Потом Исаев вышел в маленькую комнату вместе с Антоновым-Овсеенко — тот был генеральным консулом в Испании, отвечал за в с е.
— Максим, — сказал Антонов-Овсеенко, закуривая, — я знаю, что ты захочешь сейчас написать рапорт об отзыве на Родину, я знаю, что силы твои на исходе, я понимаю все, мой товарищ… Но я не стану передавать твой рапорт в Центр, оттого что борьба с фашизмом — а он многолик, как оборотень, — только еще начинается, и это будет долгая и кровавая борьба.

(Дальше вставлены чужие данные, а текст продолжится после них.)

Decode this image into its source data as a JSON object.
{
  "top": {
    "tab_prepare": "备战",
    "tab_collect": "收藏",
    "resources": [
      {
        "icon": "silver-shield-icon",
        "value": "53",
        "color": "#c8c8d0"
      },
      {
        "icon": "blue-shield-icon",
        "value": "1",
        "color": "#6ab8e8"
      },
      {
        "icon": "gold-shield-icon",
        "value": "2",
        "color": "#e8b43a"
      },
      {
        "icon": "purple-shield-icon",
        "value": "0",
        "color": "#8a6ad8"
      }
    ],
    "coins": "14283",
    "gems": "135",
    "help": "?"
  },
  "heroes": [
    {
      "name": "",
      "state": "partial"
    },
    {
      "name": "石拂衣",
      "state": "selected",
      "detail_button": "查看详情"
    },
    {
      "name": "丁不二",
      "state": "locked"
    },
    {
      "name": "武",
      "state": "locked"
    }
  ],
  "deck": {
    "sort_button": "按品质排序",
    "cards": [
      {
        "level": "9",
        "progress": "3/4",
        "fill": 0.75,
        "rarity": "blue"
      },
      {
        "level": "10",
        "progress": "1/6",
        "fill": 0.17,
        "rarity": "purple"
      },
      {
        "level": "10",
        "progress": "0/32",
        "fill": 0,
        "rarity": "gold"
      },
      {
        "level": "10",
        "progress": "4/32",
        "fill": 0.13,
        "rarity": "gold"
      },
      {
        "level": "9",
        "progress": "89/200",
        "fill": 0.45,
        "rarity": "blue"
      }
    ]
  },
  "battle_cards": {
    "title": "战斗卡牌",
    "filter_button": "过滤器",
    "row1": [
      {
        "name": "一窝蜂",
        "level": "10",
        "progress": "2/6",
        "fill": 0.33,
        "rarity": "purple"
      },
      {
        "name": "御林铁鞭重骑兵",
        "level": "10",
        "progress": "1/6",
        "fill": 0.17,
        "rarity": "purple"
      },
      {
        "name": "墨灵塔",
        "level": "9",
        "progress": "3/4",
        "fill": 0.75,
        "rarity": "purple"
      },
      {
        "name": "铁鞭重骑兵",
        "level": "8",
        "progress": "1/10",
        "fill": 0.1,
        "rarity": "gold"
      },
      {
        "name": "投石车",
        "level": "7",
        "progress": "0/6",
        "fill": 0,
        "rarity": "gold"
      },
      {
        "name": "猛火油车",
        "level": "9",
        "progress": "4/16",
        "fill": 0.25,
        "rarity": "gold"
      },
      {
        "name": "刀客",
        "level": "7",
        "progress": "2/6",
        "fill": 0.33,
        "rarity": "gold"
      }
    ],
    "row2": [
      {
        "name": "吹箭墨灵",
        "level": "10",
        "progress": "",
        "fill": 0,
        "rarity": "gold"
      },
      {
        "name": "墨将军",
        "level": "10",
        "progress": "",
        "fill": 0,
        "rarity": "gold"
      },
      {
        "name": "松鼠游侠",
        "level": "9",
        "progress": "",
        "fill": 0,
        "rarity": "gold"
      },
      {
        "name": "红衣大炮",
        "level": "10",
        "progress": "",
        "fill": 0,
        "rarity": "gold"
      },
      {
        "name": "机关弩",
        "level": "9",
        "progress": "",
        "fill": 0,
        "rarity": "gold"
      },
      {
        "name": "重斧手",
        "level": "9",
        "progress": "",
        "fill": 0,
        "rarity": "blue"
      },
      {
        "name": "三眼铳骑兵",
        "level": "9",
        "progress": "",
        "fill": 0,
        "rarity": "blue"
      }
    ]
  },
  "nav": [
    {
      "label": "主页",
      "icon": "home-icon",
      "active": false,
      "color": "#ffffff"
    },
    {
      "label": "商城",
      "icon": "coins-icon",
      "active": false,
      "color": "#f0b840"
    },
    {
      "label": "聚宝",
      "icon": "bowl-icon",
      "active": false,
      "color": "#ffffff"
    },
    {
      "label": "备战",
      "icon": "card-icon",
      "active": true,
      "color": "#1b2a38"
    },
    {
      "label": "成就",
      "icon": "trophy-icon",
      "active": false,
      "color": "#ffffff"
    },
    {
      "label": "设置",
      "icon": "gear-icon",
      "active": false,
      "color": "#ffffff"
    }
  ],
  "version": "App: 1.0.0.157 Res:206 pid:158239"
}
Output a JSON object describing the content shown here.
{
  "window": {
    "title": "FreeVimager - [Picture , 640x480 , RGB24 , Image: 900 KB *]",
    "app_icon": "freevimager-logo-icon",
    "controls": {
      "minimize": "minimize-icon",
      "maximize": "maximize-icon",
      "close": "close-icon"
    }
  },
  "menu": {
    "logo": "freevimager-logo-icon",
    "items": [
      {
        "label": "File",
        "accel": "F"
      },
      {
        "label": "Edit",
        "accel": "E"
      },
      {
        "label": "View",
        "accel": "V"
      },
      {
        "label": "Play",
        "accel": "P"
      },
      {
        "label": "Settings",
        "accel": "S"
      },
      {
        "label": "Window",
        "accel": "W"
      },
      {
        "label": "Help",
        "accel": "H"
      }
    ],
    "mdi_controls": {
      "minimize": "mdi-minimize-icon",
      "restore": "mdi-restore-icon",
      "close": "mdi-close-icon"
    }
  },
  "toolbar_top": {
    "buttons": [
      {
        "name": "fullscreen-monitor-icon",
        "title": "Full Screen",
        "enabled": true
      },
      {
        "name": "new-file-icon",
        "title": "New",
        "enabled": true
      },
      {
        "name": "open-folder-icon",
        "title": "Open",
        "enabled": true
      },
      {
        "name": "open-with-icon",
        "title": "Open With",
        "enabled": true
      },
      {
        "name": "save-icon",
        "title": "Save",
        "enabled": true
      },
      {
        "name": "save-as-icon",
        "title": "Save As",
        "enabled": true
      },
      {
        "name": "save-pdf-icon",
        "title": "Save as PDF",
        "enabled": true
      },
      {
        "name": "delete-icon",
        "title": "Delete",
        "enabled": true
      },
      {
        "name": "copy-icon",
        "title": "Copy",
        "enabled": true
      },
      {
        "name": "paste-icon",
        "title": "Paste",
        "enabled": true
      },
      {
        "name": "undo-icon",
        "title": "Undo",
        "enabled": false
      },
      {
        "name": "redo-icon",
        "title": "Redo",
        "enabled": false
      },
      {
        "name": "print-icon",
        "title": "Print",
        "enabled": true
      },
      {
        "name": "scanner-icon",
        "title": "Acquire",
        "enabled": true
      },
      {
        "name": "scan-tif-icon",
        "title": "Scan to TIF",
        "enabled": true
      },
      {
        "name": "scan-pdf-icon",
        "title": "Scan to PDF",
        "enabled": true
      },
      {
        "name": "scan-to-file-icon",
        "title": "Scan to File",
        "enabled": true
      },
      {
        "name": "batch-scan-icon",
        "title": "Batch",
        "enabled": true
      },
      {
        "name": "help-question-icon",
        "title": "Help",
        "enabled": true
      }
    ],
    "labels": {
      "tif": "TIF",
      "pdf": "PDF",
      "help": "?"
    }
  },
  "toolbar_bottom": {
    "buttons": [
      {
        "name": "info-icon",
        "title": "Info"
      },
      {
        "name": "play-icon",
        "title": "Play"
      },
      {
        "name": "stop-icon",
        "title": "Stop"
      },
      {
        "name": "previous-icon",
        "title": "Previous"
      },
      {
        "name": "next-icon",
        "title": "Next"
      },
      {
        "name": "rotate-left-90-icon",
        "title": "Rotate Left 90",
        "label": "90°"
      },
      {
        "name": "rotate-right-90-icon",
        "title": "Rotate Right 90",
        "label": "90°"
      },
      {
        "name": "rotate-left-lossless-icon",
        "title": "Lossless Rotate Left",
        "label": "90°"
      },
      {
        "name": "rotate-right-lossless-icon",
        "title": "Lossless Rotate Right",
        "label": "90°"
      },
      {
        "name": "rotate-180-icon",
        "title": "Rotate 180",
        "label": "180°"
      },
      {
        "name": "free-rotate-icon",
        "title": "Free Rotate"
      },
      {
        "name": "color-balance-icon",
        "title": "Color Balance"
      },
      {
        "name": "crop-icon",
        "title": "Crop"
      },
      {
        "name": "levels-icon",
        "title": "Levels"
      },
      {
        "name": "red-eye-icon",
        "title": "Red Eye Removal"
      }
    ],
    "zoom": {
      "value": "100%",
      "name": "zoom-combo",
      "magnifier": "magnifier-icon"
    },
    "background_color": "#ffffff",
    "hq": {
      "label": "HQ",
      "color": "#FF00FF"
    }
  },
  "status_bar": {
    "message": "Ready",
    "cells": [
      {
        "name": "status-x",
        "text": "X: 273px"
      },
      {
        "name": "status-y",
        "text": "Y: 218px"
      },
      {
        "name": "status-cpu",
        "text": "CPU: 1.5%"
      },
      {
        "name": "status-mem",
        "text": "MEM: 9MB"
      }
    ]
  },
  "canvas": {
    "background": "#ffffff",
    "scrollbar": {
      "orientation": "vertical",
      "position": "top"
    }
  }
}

Антонов-Овсеенко тяжело затянулся, долго, изучающе посмотрел на Исаева, потом, вздохнув, странно улыбнулся:
— Знаешь, мне, как человеку военному, — как-никак прапорщик с пятого года, тридцать два года стажа, — известны все военные приказы… Но есть один, которого нет в уставах: «Приказано выжить»… Понимаешь?
— Понимаю, — ответил тогда Исаев. — Но отдают ли там, дома, себе отчет в том, что…
Антонов-Овсеенко перебил его:
— Максим, там отдают себе отчет во всем. Ясно? Во всем.
«Приказано выжить», — повторил себе слова Антонова-Овсеенко Штирлиц. — Но лишь по закону совести. Иначе следует исчезнуть. Жизнь, купленная ценою бесчестья, — не жизнь, а существование…»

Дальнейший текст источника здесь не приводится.